Do any other specific moments come to mind where he really went to bat for the Latino community and other communities of color?
The Houston episode of Parts Unknown was amazing. Bourdain showed Houston in all its dynamism, its immigrant communities, the African American community, and not only that. What I love about that episode is he really showcased Houston as a model of what America should be: a multicultural city filled with people who get along and respect each other.
Far too often, the big thing in the food world is Columbus-ing. He was definitely not a Columbus-er. He was not someone who said, “Oh I discovered this food.” He was always about: This is who these people are and let’s hear what they have to say, not what I have to say about them. Especially in the food world, that was revolutionary.
I can’t remember the last time I saw so many people of color honestly grieve for a white male figure.
[Laughs] Yes, and we know phonies from a thousand miles away. We know people who try to exploit us and Columbus us and take so much of us and never give back and Bourdain wasn’t one of those people. He stood up for us and championed us before it became cool to do so.
Can you tell me about when you met him and what stands out to you about the man in person?
I appeared on a Parts Unknown episode about Latino Los Angeles, not just Los Angeles but Latino Los Angeles, which to me already was just like, wow this guy really knows his stuff and knows who he’s advocating for. I only spent a couple of hours with him, maybe two and a half hours because we started shooting at 10 and ended at midnight, in this historic part of L.A. called Olvera Street. He was in pain because he had just had a big tattoo, so he was uncomfortable. We went through the filming, then we talked a little bit afterward, but obviously he wanted to go back to his hotel room, so we get up and people realize that Anthony Bourdain is here on Olvera Street so they start coming up to him.

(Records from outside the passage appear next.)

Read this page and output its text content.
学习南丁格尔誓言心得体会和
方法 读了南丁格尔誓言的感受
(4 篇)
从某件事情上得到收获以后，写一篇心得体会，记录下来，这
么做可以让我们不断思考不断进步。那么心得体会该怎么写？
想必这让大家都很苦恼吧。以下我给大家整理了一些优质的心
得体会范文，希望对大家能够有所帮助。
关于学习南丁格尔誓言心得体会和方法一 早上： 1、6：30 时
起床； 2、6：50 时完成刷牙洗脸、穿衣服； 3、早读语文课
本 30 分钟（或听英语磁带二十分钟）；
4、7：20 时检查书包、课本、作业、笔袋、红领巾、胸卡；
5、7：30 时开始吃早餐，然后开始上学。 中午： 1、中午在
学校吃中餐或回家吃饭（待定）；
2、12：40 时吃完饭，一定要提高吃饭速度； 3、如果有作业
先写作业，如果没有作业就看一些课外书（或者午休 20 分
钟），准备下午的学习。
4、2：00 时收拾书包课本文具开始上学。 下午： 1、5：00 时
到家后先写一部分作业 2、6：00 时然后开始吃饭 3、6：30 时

It’s mostly Latino workers getting off of work, or working people waiting for the bus because that’s where his car was, right next to a bus stop. He made his driver wait for a good 20 minutes while he talked to every single person that wanted to talk to him and not just like, oh yeah thank you for your support. He was having conversations. He did not have to do that.
It really speaks to who he is that you were in a working-class neighborhood that’s mostly people of color, and that they knew him. I feel like you couldn’t say that about most people who attend the James Beard awards.
Exactly. That, to me, speaks so much. The whole food world is in tatters over this but so are my cousins who don’t give a shit about James Beard. My mom, who doesn’t speak much English, she knew who Anthony Bourdain was because she would watch his show. There was an affection and genuine love for the common man and woman that really endeared him to that working-class audience. With Bourdain’s death, so many people that I never would’ve expected are in mourning.
What lessons should the food industry take from the way Bourdain interacted with the world?
Humility. I say this as a food critic, what the food industry needs is humility. Far too often we’re obsessed with the new, the trendy, the buzzy, what’s going to make us famous. We haven’t historically cared about stories from marginalized communities unless we could exotify them, and that’s the other thing about Bourdain: Even though he traveled the world, he never once exotified anyone.